$1m fine for tampering with tracking device under Bail Act
Members of the Upper House on Friday passed the Bail Act 2023, which will repeal and replace the current 2000 legislation. The bill was passed with a single amendment.
Leader of Government Business in the Senate Kamina Johnson Smith piloted the bill, which was overhauled at the joint select committee stage and again saw considerable adjustments when it was debated in the House of Representatives.
In making far-reaching changes, Johnson Smith said that a number of things were considered, including internationally accepted best practices, changes that have taken place in the society, and the scale and characteristics of criminal conduct in Jamaica.
The sole amendment to the bill was an adjustment to the Clause 8.
The original version sets out what constitutes an offence when a defendant causes the removal of an electronic tracking device that is part of the arrangement for bail to be granted.
However, the clause was expanded to state that a defendant who, without lawful excuse, removes an electronic tracking device or causes the removal of an electronic tracking device or the impairment of any function of an electronic device, contrary to a requirement imposed on that defendant, commits an offence.
The punishment for breaching this provision upon summary conviction before a parish court is a fine not exceeding $1 million or to imprisonment for a term not exceeding one year, or both the fine and prison term.
The Bail Act 2023 will, among other things, allow for the grant of bail at the pre-charge, post-charge and post-conviction stages in defined cases.
BILL HAS EVOLVED
Opposition Spokesperson on Justice Senator Donna Scott-Mottley noted that the bill had evolved significantly from where it started. She said that the Opposition had no intention of being contentious over the proposed law.
When the bill was first debated in the Lower House, the Opposition called for changes to aspects of the legislation and some adjustments were made.
“Crime becomes uglier and uglier every day, and the truth about it is that the society is becoming numbed by what happens, to the point where we no longer bawl out when a child is hurt or murdered; our women are slaughtered back to back, three in a week,” Scott-Mottley said.

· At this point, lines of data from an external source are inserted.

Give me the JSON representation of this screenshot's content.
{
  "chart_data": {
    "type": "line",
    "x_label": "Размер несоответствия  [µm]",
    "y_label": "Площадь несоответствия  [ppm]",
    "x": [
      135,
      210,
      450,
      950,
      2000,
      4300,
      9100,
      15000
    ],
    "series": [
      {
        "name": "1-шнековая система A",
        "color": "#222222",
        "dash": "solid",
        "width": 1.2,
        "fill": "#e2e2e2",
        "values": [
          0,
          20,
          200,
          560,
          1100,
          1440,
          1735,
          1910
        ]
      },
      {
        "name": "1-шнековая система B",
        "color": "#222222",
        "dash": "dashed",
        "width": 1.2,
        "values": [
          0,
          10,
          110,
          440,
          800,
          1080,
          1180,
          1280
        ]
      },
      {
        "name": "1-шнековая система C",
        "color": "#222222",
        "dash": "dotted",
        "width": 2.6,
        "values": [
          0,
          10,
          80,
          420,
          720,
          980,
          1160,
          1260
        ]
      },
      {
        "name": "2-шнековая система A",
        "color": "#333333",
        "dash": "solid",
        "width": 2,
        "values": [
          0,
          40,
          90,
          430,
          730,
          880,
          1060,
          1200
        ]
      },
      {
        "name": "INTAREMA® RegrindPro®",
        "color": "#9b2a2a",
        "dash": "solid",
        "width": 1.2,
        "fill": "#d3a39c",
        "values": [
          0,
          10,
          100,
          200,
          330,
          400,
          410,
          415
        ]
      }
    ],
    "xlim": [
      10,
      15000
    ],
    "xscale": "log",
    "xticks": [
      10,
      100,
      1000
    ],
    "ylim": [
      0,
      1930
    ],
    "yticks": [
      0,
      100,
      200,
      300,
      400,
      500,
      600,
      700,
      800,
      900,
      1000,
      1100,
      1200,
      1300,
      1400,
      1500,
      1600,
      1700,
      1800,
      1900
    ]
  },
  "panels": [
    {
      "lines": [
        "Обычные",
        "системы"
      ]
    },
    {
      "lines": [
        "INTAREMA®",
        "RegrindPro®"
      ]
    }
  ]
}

She said that while the Opposition had some reservations on aspects of the bill, it made the decision to support the Government in its thrust to deal with the crime problem, which had almost become normalised in society.
“We have a duty because of how we feel about Jamaica and our feelings about this nation that sometimes we have to compromise on some things,” the opposition senator said.
The memorandum of objects and reasons of the bill states that a decision has been taken to enact legislation to repeal and replace the Bail Act, having regard to the fact that the existing law was enacted prior to amendments to the fundamental rights and freedoms provisions contained in Chapter III of the Constitution of Jamaica.
It also highlights a need for new provisions to address circumstances peculiar to Jamaica, and the need for greater clarity in certain provisions of the existing law.